A campy satire on those Maltese Falcon type of noirs. It looks like it’s going to be a riot, but turns out almost laugh free. Director John Huston (“The Maltese Falcon”/”Key Largo”/”The African Queen”) had trouble putting the screenplay together and Truman Capote was called in for a last minute touch up. Capote, according to Huston, pinned star Humphrey Bogart in an arm wrestle three times, but might have spent his time better straightening out this muddled script (which he wrote at a feverish pace, keeping it just ahead of the scene to be shot). Nevertheless the poorly received film later became a cult fave movie because of its uniqueness.

The script was based on Claud Cockburn’s novel (written under the pseudonym James Helvick). Huston’s frequent collaborators Anthony Veiller and Peter Viertel (uncredited) originally worked on the script, but were fired when it turned out to be lackluster and not able to get by the censors of the Production Code.

It has the mysterious drifter Billy Dannreuther (Humphrey Bogart) and wife Maria (Gina Lollobrigida) in a small Italian port, where he’s associated with four seedy and sinister businessmen of different nationalities, Petersen (Robert Morley), Julius O’Hara (Peter Lorre), Maj.

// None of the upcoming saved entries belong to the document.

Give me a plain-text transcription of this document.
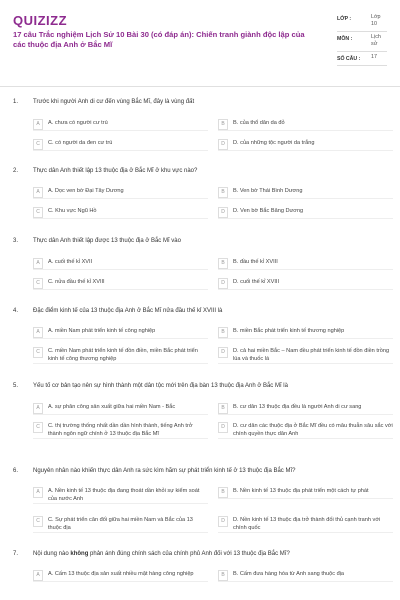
QUIZIZZ
17 câu Trắc nghiệm Lịch Sử 10 Bài 30 (có đáp án): Chiến tranh giành độc lập của các thuộc địa Anh ở Bắc Mĩ
LỚP :	Lớp 10
MÔN :	Lịch sử
SỐ CÂU :	17
1.	Trước khi người Anh di cư đến vùng Bắc Mĩ, đây là vùng đất
A	A. chưa có người cư trú	B	B. của thổ dân da đỏ
C	C. có người da đen cư trú	D	D. của những tộc người da trắng
2.	Thực dân Anh thiết lập 13 thuộc địa ở Bắc Mĩ ở khu vực nào?
A	A. Dọc ven bờ Đại Tây Dương	B	B. Ven bờ Thái Bình Dương
C	C. Khu vực Ngũ Hồ	D	D. Ven bờ Bắc Băng Dương
3.	Thực dân Anh thiết lập được 13 thuộc địa ở Bắc Mĩ vào
A	A. cuối thế kỉ XVII	B	B. đầu thế kỉ XVIII
C	C. nửa đầu thế kỉ XVIII	D	D. cuối thế kỉ XVIII
4.	Đặc điểm kinh tế của 13 thuộc địa Anh ở Bắc Mĩ nửa đầu thế kỉ XVIII là
A	A. miền Nam phát triển kinh tế công nghiệp	B	B. miền Bắc phát triển kinh tế thương nghiệp
C	C. miền Nam phát triển kinh tế đồn điền, miền Bắc phát triển kinh tế công thương nghiệp
D	D. cả hai miền Bắc – Nam đều phát triển kinh tế đồn điền trồng lúa và thuốc lá
5.	Yếu tố cơ bản tạo nên sự hình thành một dân tộc mới trên địa bàn 13 thuộc địa Anh ở Bắc Mĩ là
A	A. sự phân công sản xuất giữa hai miền Nam - Bắc	B	B. cư dân 13 thuộc địa đều là người Anh di cư sang
C	C. thị trường thống nhất dần dần hình thành, tiếng Anh trở thành ngôn ngữ chính ở 13 thuộc địa Bắc Mĩ
D	D. cư dân các thuộc địa ở Bắc Mĩ đều có mâu thuẫn sâu sắc với chính quyền thực dân Anh
6.	Nguyên nhân nào khiến thực dân Anh ra sức kìm hãm sự phát triển kinh tế ở 13 thuộc địa Bắc Mĩ?
A	A. Nền kinh tế 13 thuộc địa đang thoát dần khỏi sự kiểm soát của nước Anh
B	B. Nền kinh tế 13 thuộc địa phát triển một cách tự phát
C	C. Sự phát triển cân đối giữa hai miền Nam và Bắc của 13 thuộc địa
D	D. Nền kinh tế 13 thuộc địa trở thành đối thủ cạnh tranh với chính quốc
7.	Nội dung nào không phản ánh đúng chính sách của chính phủ Anh đối với 13 thuộc địa Bắc Mĩ?
A	A. Cấm 13 thuộc địa sản xuất nhiều mặt hàng công nghiệp	B	B. Cấm đưa hàng hóa từ Anh sang thuộc địa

Jack Ross (Ivor Barnard) and Ravello (Marco Tulli), whom Billy has been representing in a scheme to acquire on the sly uranium-rich land in British East Africa.

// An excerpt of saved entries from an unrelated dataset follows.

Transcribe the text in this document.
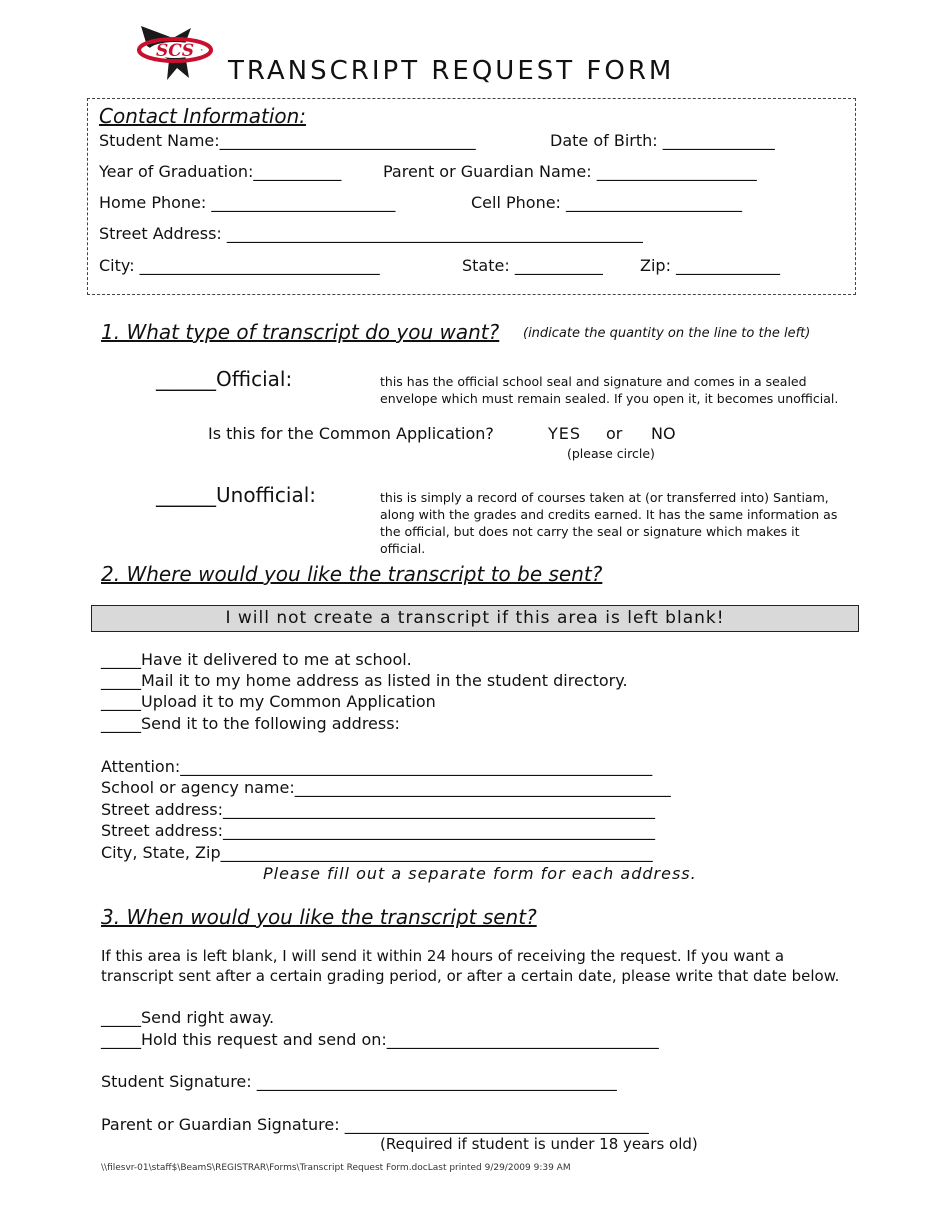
SCS
TRANSCRIPT REQUEST FORM
Contact Information:
Student Name:________________________________	Date of Birth: ______________
Year of Graduation:___________	Parent or Guardian Name: ____________________
Home Phone: _______________________	Cell Phone: ______________________
Street Address: ____________________________________________________
City: ______________________________	State: ___________ Zip: _____________
1. What type of transcript do you want? (indicate the quantity on the line to the left)
______Official:	this has the official school seal and signature and comes in a sealed envelope which must remain sealed. If you open it, it becomes unofficial.
Is this for the Common Application?	YES or NO
(please circle)
______Unofficial:	this is simply a record of courses taken at (or transferred into) Santiam, along with the grades and credits earned. It has the same information as the official, but does not carry the seal or signature which makes it official.
2. Where would you like the transcript to be sent?
I will not create a transcript if this area is left blank!
_____Have it delivered to me at school.
_____Mail it to my home address as listed in the student directory.
_____Upload it to my Common Application
_____Send it to the following address:
Attention:___________________________________________________________
School or agency name:_______________________________________________
Street address:______________________________________________________
Street address:______________________________________________________
City, State, Zip______________________________________________________
Please fill out a separate form for each address.
3. When would you like the transcript sent?
If this area is left blank, I will send it within 24 hours of receiving the request. If you want a transcript sent after a certain grading period, or after a certain date, please write that date below.
_____Send right away.
_____Hold this request and send on:__________________________________
Student Signature: _____________________________________________
Parent or Guardian Signature: ______________________________________
(Required if student is under 18 years old)
\\filesvr-01\staff$\BeamS\REGISTRAR\Forms\Transcript Request Form.docLast printed 9/29/2009 9:39 AM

When the rundown boat they’re to take to East Africa is delayed because of engine trouble, Billy and wife meet an English couple also booked for passage on the boat and befriend them. Gwendolen Chelm (Jennifer Jones) is a kook and a liar, while her priggish hubby, Harry (Edward Underdown), really runs a boarding house in Earl’s Court, London, but poses as a member of the landed gentry. Billy’s desperate business associates overhear her bragging to Billy about hubby going to East Africa to invest in uranium and on the boat plot to kill him. In the meantime, Billy’s wife, an Anglophile, falls for the charms of the Englishman, while Gwendolen puts some moves on Billy. When the boat blows up at sea all the passengers survive but for Harry, and the seven survivors end up in the police station of a hostile Arab police chief. But Billy promises to give him an intro to his idol, Rita Hayworth andthey are released. Back in the Italian port, they discover by telegram Harry’s alive and well in East Africa where he acquired the uranium-rich land. The four shady business associates are arrested by a Scotland Yard detective, visiting the port, for the murder of someone in London who they believed would interfere with their East African plans. All this gives Billy a good laugh in the end, but this viewer found this nonsense tale about greed and undetected motivations nothing to laugh about.

This was the last of six collaborations between Huston and Bogart.